What was the first album Eagles producer Bill Szymczyk worked on?

1974 was the year the Eagles graduated from being a small-time band appreciated in country rock circles to the status of rock and roll superstardom. They scored their first number one single, ‘The Best of My Love’, which was drawn from their first top-20 album, On the Border. These chart successes set them up for their first world tour the following year.

And it’s no coincidence that this change in the band’s trajectory occurred just as they teamed up with producer Bill Szymczyk, the man responsible for introducing legendary blues guitarist BB King to a wider audience. After sharing production duties for On the Border with former Beatles, Rolling Stones and Led Zeppelin engineer Glyn Johns, who’d produced the band’s previous two albums, Szymczyk took full control of the reins to deliver their first global smash One of These Nights.
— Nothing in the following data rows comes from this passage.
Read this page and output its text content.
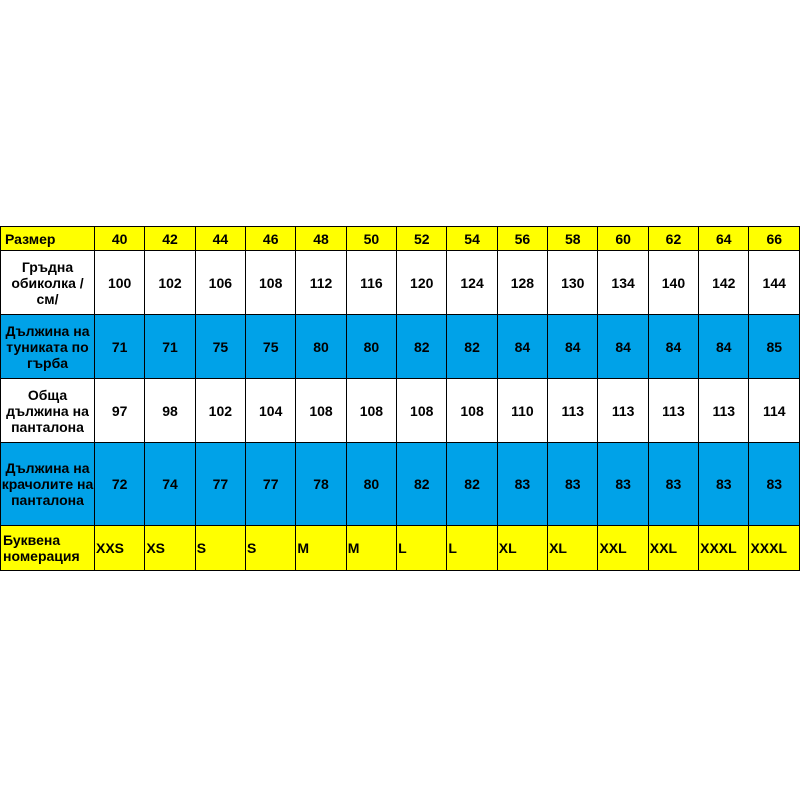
Размер	40	42	44	46	48	50	52	54	56	58	60	62	64	66
Гръдна обиколка /см/	100	102	106	108	112	116	120	124	128	130	134	140	142	144
Дължина на туниката по гърба	71	71	75	75	80	80	82	82	84	84	84	84	84	85
Обща дължина на панталона	97	98	102	104	108	108	108	108	110	113	113	113	113	114
Дължина на крачолите на панталона	72	74	77	77	78	80	82	82	83	83	83	83	83	83
Буквена номерация	XXS	XS	S	S	M	M	L	L	XL	XL	XXL	XXL	XXXL	XXXL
Then came his finest hour, the record which would come to define not only the Eagles but an entire generation of mainstream rock music. Hotel California broke with the group’s country rock roots but seemed to encapsulate their story in its lyrical tales of decadent excess and the false promises proffered by the City of Light. Members of the Eagles had travelled from far and wide to make it in California, and their fifth album conveys the spiritual limitations of that experience, as well as the lack of fulfilment that ‘making it’ entails in practice.

Hotel California was also the first Eagles album to feature guitarist Joe Walsh, the man responsible for introducing the band to Szymczyk. The producer discovered Walsh while producing albums for his previous ensemble the James Gang, and went on to record his three solo records between 1972 and 1974. It was while promoting his solo third album So What that Walsh got to know the Eagles, as they shared the same manager and began touring together.

Don Henley and Glenn Frey happened to ask Walsh if he knew any good producers, and he immediately recommended Szymczyk, setting up a meeting between his producer and the band. “We had a meeting at Chuck’s Steak House, next to the Record Plant in LA,” Szymczyk recounted to Rock Review. “And three days later, we were making On The Border.”

But how did the producer start out?

Szymczyk’s career in the music industry started well before he met Walsh and the Eagles, though. He started out in New York as a demo recorder for hitmakers like Goffin and King, as well as soul impresario Quincy Jones. It was only after moving to ABC Records as a sound engineer that he moved to the West Coast, where he worked with The Electric Flag, a soul-tinged blues rock outfit led by the guitarist from Bob Dylan’s backing band in 1965, Mike Bloomfield.

The Electric Flag’s bassist Harvey Brooks gave Szymczyk his first shot at production when he recorded an instructional bass guitar album called How to Play Electric Bass in 1967. This was quite a coup for the 24-year-old ABC staffer, as Brooks had also played with Dylan on Highway 61 Revisited, and was about to join the Doors and Cass Elliot in the studio for their upcoming albums. This production credit boosted Szymczyk’s stature at his label and helped put him in the shop window for the likes of King and psychedelic rock ensemble Ford Theatre.

And so, the Eagles were getting a producer who knew every which way around rock music when they recruited Szymczyk in 1974. He’d been in the industry for a decade when he met them, during which team he’d seen girl-group pop give way to Beatlemania and Motown, and psychedelia give both folk and rock and roll much-needed makeovers. He was perfectly primed to produce a band who, at their commercial peak, blended all of these elements seamlessly into some of the smoothest rock music ever recorded.